As you well understood, my post was deliberately ignoring Nvidia there
There is a
reddit post where detailed Turing die shots were analyzed. What he came up seems to be correct enough, Tensor cores and FP16 capabilities may be more nuanced but RT Cores are distinguishable and straightforward. RT Cores make up about 6% of TPC and about 3% of total die size. The increase for Tensor cores and/or FP16 capability concurrent to FP32 has more/most uses outside RT, same for cache. Implementation for AMD and Intel should not be too much different in terms of transistors and area cost, possibly less.
I wish there were good/readable enough die shots for RDNA2 and Ampere but apparently not so far. Would also need comparisons without RT and in case of RDNA where RT capability is part of some other block (TMU?) it is probably impossible to read.
3090 is on Samsung 8N, 6900XT is on TSMC N7:
- 3090 die is 28.3B transistors on 628 mm² - 45 MTr/mm²
- 6900XT die is 26.8B transistors on 520 mm² - 51 MTr/mm²
This highlights the differences in manufacturing processes more than anything.

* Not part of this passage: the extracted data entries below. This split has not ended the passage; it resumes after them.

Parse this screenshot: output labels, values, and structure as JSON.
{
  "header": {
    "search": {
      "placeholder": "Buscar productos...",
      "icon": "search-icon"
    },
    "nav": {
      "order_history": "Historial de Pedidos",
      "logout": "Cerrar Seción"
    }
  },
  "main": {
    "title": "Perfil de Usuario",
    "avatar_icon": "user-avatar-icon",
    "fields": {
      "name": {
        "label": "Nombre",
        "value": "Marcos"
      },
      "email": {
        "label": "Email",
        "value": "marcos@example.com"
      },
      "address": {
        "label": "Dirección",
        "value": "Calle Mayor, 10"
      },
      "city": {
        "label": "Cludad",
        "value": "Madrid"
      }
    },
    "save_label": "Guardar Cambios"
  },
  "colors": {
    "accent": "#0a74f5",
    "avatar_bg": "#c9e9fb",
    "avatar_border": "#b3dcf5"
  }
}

In terms of transistors/area cost of latest improvements RDNA2 has huge amount of transistors (at least 6.4B plus some control logic which is 24% of total transistors) in Infinity cache, Ampere no doubt has a lot of transistors in the doubled ALUs in shaders.

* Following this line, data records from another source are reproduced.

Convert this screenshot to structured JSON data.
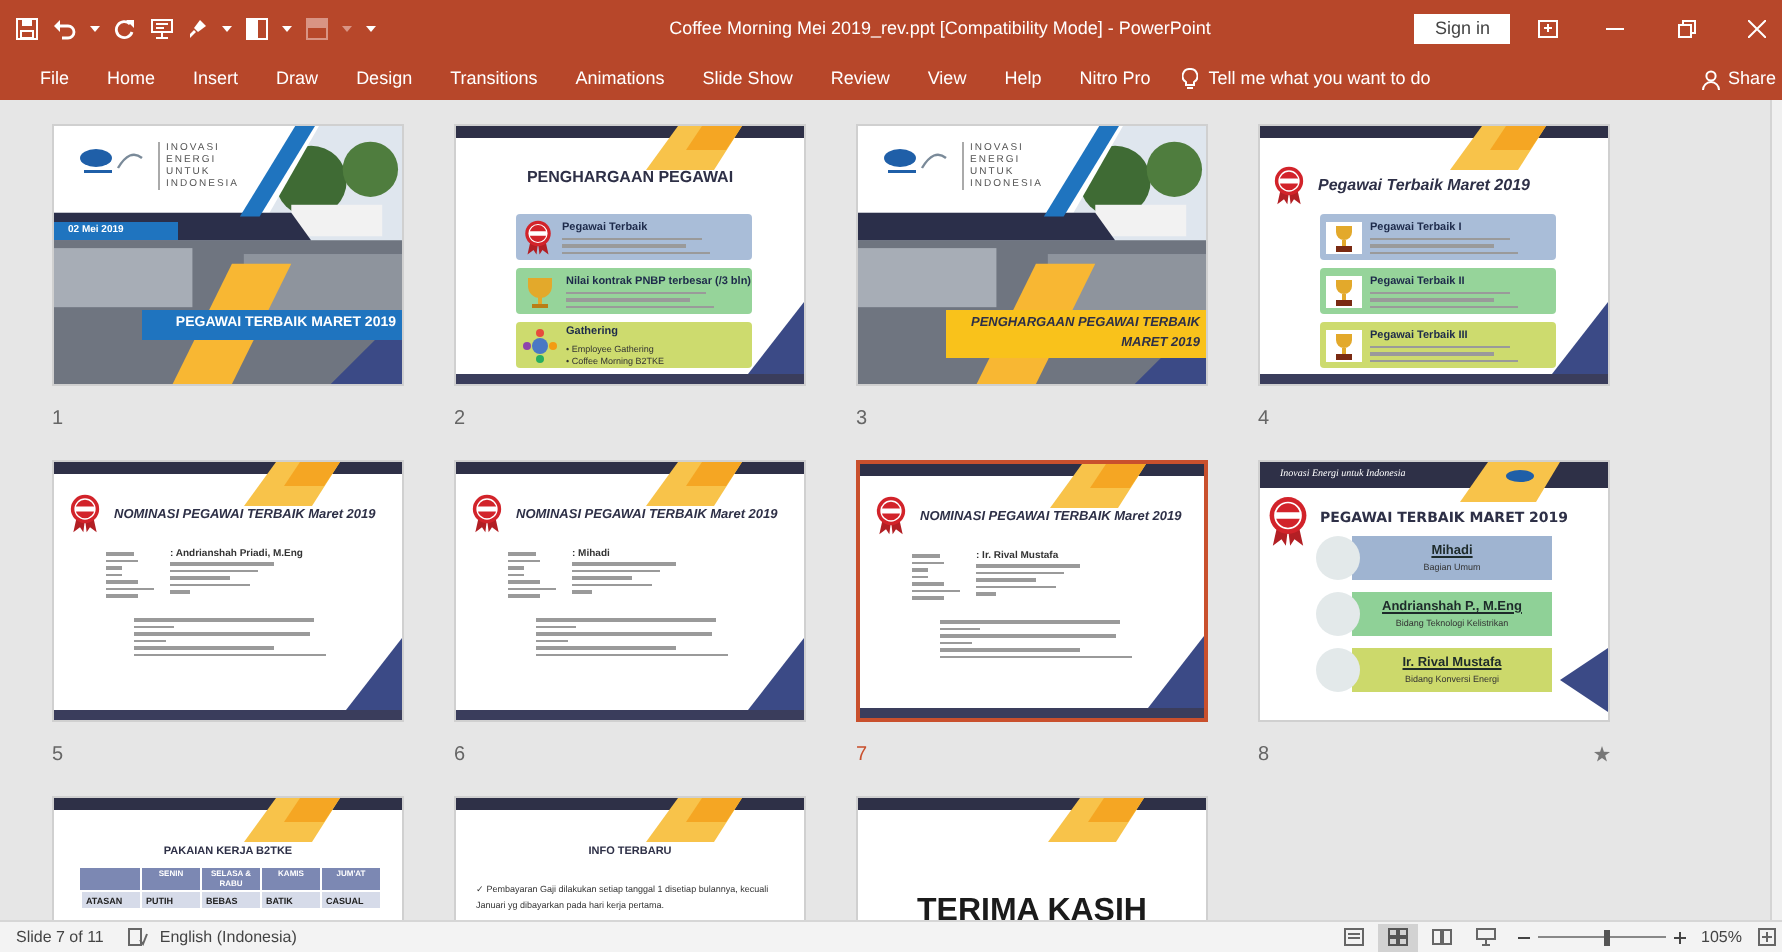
{
  "window": {
    "title": "Coffee Morning Mei 2019_rev.ppt [Compatibility Mode]  -  PowerPoint",
    "sign_in": "Sign in"
  },
  "ribbon_tabs": [
    "File",
    "Home",
    "Insert",
    "Draw",
    "Design",
    "Transitions",
    "Animations",
    "Slide Show",
    "Review",
    "View",
    "Help",
    "Nitro Pro"
  ],
  "tell_me": "Tell me what you want to do",
  "share": "Share",
  "slides": [
    {
      "number": "1",
      "selected": false,
      "animated": false,
      "kind": "cover",
      "color": "#1f74bf",
      "tagline": [
        "INOVASI",
        "ENERGI",
        "UNTUK",
        "INDONESIA"
      ],
      "date": "02 Mei 2019",
      "banner": [
        "PEGAWAI TERBAIK MARET 2019"
      ]
    },
    {
      "number": "2",
      "selected": false,
      "animated": false,
      "kind": "categories",
      "title": "PENGHARGAAN PEGAWAI",
      "cards": [
        {
          "title": "Pegawai Terbaik",
          "color": "#a9bdd8"
        },
        {
          "title": "Nilai kontrak PNBP terbesar (/3 bln)",
          "color": "#96d49a"
        },
        {
          "title": "Gathering",
          "color": "#cddb6e",
          "bullets": [
            "• Employee Gathering",
            "• Coffee Morning B2TKE"
          ]
        }
      ]
    },
    {
      "number": "3",
      "selected": false,
      "animated": false,
      "kind": "cover",
      "color": "#f9c21b",
      "tagline": [
        "INOVASI",
        "ENERGI",
        "UNTUK",
        "INDONESIA"
      ],
      "banner": [
        "PENGHARGAAN PEGAWAI TERBAIK",
        "MARET 2019"
      ]
    },
    {
      "number": "4",
      "selected": false,
      "animated": false,
      "kind": "awards",
      "title": "Pegawai Terbaik Maret 2019",
      "cards": [
        {
          "title": "Pegawai Terbaik I",
          "color": "#a9bdd8"
        },
        {
          "title": "Pegawai Terbaik II",
          "color": "#96d49a"
        },
        {
          "title": "Pegawai Terbaik III",
          "color": "#cddb6e"
        }
      ]
    },
    {
      "number": "5",
      "selected": false,
      "animated": false,
      "kind": "nominee",
      "title": "NOMINASI PEGAWAI TERBAIK Maret 2019",
      "name": ": Andrianshah Priadi, M.Eng"
    },
    {
      "number": "6",
      "selected": false,
      "animated": false,
      "kind": "nominee",
      "title": "NOMINASI PEGAWAI TERBAIK Maret 2019",
      "name": ": Mihadi"
    },
    {
      "number": "7",
      "selected": true,
      "animated": false,
      "kind": "nominee",
      "title": "NOMINASI PEGAWAI TERBAIK Maret 2019",
      "name": ": Ir. Rival Mustafa"
    },
    {
      "number": "8",
      "selected": false,
      "animated": true,
      "kind": "winners",
      "tagline": "Inovasi Energi untuk Indonesia",
      "title": "PEGAWAI TERBAIK MARET 2019",
      "winners": [
        {
          "name": "Mihadi",
          "unit": "Bagian Umum",
          "color": "#9fb4d1"
        },
        {
          "name": "Andrianshah P., M.Eng",
          "unit": "Bidang Teknologi Kelistrikan",
          "color": "#8fd197"
        },
        {
          "name": "Ir. Rival Mustafa",
          "unit": "Bidang Konversi Energi",
          "color": "#ccd96b"
        }
      ]
    },
    {
      "selected": false,
      "kind": "table",
      "title": "PAKAIAN KERJA B2TKE",
      "header": [
        "SENIN",
        "SELASA & RABU",
        "KAMIS",
        "JUM'AT"
      ],
      "row": [
        "ATASAN",
        "PUTIH",
        "BEBAS",
        "BATIK",
        "CASUAL"
      ]
    },
    {
      "selected": false,
      "kind": "info",
      "title": "INFO TERBARU",
      "text": "✓ Pembayaran Gaji dilakukan setiap tanggal 1 disetiap bulannya, kecuali Januari yg dibayarkan pada hari kerja pertama."
    },
    {
      "selected": false,
      "kind": "closing",
      "title": "TERIMA KASIH"
    }
  ],
  "status_bar": {
    "slide": "Slide 7 of 11",
    "language": "English (Indonesia)",
    "views": [
      {
        "selected": false
      },
      {
        "selected": true
      },
      {
        "selected": false
      },
      {
        "selected": false
      }
    ],
    "zoom": {
      "level": 0.55
    },
    "zoom_text": "105%"
  }
}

More cache has been the go-to improvement for a few generations before RDNA and Turing. More likely than not adding more and more cache (at different levels) would happen with or without RT.
Assuming similar transistor density as 6900XT, 3090 on N7 would be 5.5% larger, about 30 mm².
That assumption is obviously suspect though. Without Infinity Cache 6900XT die would be noticeably less dense. On the other hand, there is A100 on TSMC's N7 with 54.2B transistors and 826mm² making the density out to 65,6 MTr/mm².